My grandfathers' tools were supposed to have been split up and passed on to each of his grandsons; a fact I never knew. It had been hidden from me because my uncle had run completely roughshod over his parents home, his own mother's home, taking things before any of Grampas' wishes could be carried out. This heavily damaged my uncle's relationship with his sisters and, to this day, is still a tender subject. My uncle pawned nearly all of the tools I and my cousins were supposed to receive.

Somehow my aunt and her husband wound up with the breaker and the sockets I was holding in my hands. Years had gone by before they came across the tools in a stateside move of their own (Air Force too). They felt these few tools ought to go to me. As my mom told me who they'd belonged to, how they'd escaped the hands of my uncle, and that they were supposed to have been mine many many years ago, I broke down.

Those old sockets and the patina'd breaker bar now hold a very very special spot in my toolbox.

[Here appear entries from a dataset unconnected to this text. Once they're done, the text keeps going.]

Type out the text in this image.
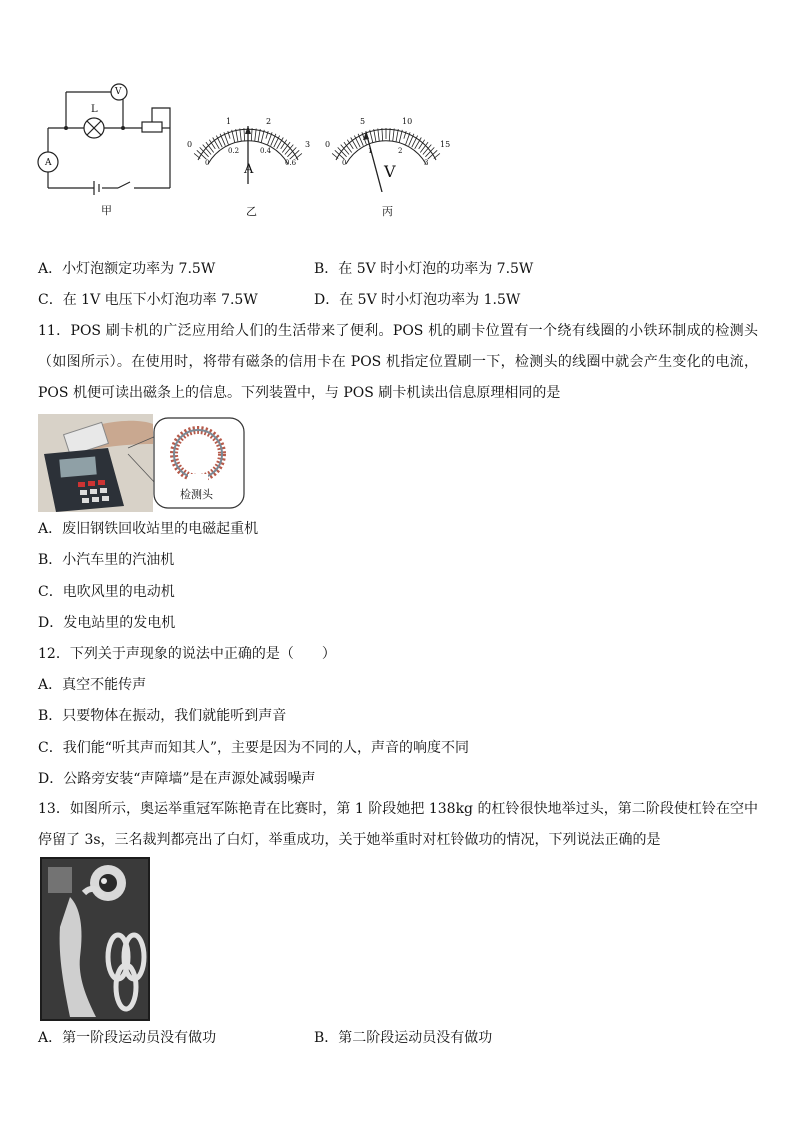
V
L
A
甲
0
1	2
3
0
0.2	0.4
0.6
A
乙
0
5	10
15
0
1	2
3
V
丙
A．小灯泡额定功率为 7.5W	B．在 5V 时小灯泡的功率为 7.5W
C．在 1V 电压下小灯泡功率 7.5W	D．在 5V 时小灯泡功率为 1.5W
11．POS 刷卡机的广泛应用给人们的生活带来了便利。POS 机的刷卡位置有一个绕有线圈的小铁环制成的检测头（如图所示）。在使用时，将带有磁条的信用卡在 POS 机指定位置刷一下，检测头的线圈中就会产生变化的电流，POS 机便可读出磁条上的信息。下列装置中，与 POS 刷卡机读出信息原理相同的是
检测头
A．废旧钢铁回收站里的电磁起重机
B．小汽车里的汽油机
C．电吹风里的电动机
D．发电站里的发电机
12．下列关于声现象的说法中正确的是（　　）
A．真空不能传声
B．只要物体在振动，我们就能听到声音
C．我们能“听其声而知其人”，主要是因为不同的人，声音的响度不同
D．公路旁安装“声障墙”是在声源处减弱噪声
13．如图所示，奥运举重冠军陈艳青在比赛时，第 1 阶段她把 138kg 的杠铃很快地举过头，第二阶段使杠铃在空中停留了 3s，三名裁判都亮出了白灯，举重成功，关于她举重时对杠铃做功的情况，下列说法正确的是
A．第一阶段运动员没有做功	B．第二阶段运动员没有做功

They've turned fasteners on my and my friends cars now and made a few trips to different paddocks with me. I think of my grandfather every time I see them and I can feel he is happy knowing they're finally in my hands.

Here is a picture of an Artoo like mine. Give me some time and you may get to see those tools in use on one of your cars.

1 comment:

Lynn said...

Good the tools are where they belong! I know how special that is.

It's been quite a year with lots to be thankful for, don't you think? Hope you really can enjoy this holiday season!!!